The article in particular was on the modern Druid Renaissance by Lucy Jones. Her depiction of the expanded self that can occur in nature resonated with some of my own most meaningful experiences like nothing I’ve read before:
“I am now the river. I am crawling behind the bark. I am the putty of the mud and the rotating wheel of the rotifers and the tines of the plankton. I am biting my teeth on the roots. The roots have entwined me. I snort the soil. I have disintegrated into the silt on the riverbed. I am my great-great-great-great-grandmother fish. I’m stardust, interstellar salt and pepper. I’m the fiZzZzZing spangle from exploding galaxies billions of years old. I’m as old as the oldest supernovas. I have the claws of a crayfish, the wings of a mayfly. I’m the dilation of a pore on the underside of a leaf. I’m the hum of a bumblebee. I sliver about in my aliveness and a part of me that I don’t understand—my spirit or soul or some primordial animal note—is fattened and caressed and kindled. I can feel my cells dying and recreating, expiring and renewing, drawing in energy from the moss; the mycelium and sap hitting my bloodstream.”

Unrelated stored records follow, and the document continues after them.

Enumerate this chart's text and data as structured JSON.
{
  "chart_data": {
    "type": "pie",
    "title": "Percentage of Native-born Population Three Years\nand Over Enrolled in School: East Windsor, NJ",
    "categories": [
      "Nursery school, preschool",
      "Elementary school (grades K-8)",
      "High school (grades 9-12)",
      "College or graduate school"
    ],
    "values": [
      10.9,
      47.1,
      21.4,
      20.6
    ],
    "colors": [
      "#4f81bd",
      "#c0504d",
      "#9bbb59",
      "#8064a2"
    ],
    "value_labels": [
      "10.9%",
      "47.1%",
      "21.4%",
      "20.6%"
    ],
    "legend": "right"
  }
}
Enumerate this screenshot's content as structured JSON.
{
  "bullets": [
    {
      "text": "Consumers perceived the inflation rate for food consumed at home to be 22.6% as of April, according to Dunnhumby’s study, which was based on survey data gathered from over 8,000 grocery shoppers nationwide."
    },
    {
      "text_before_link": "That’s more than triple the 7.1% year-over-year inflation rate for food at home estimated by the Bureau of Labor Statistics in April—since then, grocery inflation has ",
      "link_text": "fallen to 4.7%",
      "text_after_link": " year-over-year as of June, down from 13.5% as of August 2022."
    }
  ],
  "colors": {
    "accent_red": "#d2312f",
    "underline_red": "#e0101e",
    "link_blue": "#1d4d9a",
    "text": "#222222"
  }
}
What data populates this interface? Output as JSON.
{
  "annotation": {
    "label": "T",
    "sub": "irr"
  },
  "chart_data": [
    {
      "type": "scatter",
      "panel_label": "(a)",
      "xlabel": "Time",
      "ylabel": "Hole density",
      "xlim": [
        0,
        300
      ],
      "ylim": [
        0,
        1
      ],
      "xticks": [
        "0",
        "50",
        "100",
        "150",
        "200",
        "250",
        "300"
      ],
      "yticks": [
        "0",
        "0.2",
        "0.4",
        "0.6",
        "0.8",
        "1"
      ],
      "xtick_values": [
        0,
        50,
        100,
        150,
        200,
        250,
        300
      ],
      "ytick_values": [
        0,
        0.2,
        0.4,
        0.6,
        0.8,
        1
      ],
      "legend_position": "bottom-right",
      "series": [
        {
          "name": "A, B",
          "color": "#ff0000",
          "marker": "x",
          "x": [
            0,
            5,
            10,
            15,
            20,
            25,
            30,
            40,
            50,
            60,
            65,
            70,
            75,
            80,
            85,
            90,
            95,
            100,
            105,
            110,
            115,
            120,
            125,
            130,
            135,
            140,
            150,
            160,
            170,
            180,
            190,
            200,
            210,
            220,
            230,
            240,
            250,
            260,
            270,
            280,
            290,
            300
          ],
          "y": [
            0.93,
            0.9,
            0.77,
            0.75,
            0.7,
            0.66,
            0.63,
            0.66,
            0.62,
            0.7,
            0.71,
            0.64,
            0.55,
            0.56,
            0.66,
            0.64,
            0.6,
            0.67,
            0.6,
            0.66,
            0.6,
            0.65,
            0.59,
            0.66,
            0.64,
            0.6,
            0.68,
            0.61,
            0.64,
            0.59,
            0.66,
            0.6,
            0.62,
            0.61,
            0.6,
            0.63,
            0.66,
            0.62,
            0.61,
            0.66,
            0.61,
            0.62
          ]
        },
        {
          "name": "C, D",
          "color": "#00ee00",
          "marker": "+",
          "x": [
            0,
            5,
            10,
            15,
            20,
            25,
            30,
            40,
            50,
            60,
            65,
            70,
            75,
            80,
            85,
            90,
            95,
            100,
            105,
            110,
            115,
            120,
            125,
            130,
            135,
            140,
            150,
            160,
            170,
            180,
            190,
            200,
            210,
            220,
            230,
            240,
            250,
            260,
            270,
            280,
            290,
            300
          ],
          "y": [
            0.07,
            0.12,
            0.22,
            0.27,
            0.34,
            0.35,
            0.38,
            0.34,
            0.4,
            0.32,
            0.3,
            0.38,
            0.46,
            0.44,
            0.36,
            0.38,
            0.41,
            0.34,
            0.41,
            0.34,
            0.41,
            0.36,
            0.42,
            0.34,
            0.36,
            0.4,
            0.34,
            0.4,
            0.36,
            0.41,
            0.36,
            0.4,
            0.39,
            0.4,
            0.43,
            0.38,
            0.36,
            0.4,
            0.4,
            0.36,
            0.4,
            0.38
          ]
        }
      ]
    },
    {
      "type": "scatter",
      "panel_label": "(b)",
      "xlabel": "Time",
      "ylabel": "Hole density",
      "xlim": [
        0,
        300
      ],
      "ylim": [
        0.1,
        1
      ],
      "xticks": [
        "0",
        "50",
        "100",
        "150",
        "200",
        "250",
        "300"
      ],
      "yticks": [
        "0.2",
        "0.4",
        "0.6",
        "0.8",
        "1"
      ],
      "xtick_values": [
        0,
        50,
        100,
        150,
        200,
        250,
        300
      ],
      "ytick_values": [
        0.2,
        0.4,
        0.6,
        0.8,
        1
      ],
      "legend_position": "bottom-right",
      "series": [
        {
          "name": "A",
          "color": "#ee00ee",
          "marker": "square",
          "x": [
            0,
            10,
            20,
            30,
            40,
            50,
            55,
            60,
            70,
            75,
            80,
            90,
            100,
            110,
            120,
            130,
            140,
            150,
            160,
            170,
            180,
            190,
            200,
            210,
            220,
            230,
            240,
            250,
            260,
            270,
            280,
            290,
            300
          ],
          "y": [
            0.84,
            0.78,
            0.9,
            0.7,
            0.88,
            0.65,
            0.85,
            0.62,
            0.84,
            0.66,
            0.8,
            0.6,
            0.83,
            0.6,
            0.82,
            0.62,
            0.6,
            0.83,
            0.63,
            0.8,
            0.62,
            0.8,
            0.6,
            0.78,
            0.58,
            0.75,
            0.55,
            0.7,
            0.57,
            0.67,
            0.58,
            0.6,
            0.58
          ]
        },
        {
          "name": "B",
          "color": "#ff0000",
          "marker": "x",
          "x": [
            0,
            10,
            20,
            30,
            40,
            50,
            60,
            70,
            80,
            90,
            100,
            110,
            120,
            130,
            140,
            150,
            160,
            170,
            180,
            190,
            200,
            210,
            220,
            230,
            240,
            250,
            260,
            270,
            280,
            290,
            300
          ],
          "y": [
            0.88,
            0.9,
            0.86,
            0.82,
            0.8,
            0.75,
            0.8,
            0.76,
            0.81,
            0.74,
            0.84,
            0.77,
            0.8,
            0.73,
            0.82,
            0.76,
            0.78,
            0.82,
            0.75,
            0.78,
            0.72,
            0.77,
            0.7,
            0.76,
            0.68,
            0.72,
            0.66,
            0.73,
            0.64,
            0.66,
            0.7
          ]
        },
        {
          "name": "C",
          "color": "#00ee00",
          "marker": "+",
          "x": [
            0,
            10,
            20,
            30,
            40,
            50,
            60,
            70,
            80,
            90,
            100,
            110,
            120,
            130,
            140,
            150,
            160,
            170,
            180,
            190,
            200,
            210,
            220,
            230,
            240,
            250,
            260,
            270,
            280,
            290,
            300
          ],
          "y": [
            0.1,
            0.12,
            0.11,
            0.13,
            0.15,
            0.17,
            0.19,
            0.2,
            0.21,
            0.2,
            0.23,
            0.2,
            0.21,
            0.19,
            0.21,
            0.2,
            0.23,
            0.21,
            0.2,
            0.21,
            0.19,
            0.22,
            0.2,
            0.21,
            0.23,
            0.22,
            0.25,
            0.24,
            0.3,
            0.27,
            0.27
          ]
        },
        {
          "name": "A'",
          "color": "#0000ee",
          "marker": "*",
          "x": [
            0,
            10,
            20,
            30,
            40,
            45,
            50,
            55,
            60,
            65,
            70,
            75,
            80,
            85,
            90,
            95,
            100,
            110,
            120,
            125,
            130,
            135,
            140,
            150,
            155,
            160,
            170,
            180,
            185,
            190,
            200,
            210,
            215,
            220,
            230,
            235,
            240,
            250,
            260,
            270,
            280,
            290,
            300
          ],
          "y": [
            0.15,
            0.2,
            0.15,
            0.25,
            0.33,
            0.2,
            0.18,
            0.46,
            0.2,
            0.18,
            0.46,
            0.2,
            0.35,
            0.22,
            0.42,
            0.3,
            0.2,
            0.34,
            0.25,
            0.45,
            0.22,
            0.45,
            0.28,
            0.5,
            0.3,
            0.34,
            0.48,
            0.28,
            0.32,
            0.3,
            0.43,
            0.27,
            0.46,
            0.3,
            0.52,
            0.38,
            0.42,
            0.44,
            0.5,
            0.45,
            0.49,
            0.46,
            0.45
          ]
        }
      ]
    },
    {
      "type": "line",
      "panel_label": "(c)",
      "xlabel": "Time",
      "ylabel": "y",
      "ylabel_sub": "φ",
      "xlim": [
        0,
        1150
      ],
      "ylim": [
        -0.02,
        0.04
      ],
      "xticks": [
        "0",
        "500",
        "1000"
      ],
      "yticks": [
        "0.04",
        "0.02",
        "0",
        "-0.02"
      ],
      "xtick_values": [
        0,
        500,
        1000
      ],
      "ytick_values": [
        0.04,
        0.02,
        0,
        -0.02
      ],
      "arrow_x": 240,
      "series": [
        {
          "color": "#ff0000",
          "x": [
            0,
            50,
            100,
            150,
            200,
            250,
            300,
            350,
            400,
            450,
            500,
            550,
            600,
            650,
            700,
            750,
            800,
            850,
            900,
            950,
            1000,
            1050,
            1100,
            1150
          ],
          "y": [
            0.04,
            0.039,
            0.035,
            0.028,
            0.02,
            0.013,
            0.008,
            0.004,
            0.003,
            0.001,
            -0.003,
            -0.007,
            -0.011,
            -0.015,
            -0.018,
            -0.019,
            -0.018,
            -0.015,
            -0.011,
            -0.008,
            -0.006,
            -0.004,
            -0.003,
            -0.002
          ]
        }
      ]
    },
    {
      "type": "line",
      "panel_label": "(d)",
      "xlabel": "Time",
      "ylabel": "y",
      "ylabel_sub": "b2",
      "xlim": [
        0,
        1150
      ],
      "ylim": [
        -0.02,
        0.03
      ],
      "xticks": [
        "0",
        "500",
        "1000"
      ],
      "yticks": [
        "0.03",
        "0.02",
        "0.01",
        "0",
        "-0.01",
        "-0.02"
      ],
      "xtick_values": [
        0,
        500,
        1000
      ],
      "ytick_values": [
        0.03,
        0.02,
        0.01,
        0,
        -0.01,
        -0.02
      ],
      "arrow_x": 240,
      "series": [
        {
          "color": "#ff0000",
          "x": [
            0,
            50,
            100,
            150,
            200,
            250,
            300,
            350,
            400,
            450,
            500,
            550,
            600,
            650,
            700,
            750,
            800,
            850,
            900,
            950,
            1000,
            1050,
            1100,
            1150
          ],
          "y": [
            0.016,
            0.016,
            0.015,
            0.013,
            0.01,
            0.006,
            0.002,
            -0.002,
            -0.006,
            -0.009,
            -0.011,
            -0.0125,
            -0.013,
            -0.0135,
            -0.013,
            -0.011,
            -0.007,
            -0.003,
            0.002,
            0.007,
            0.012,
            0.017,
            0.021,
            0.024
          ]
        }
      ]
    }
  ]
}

The article goes on to feature notable Druids including Phillip Carr-Gomm, Eimar Burke, Damh the Bard, and Penny Billington, who each share their experiences and wisdom gained from their Druidry:
“We are part of that web; we are interconnected,” says Burke. “It’s not just [that] we’re good people who look after nature, but that we are nature. It’s not just about us needing to be good people to make sure we don’t destroy the environment—we are the environment, all of us.”
I cannot recommend enough reading the entire article, it’s utterly wonderful. What listening to it did for me was remind me of why I began this Druid thing to start with – that connection, that awe and wonder, that sense of being-with-other-beings, nature bowing to nature, the cosmos experiencing itself.
Whatever happens in the human world, this endures.
The rivers flow, the tides turn, the sun rises, the moon shines down.
The worms still till the soil – and wait.
Returning, renewing, rejoicing.
“Some kind of ritual. Some kind of rite.”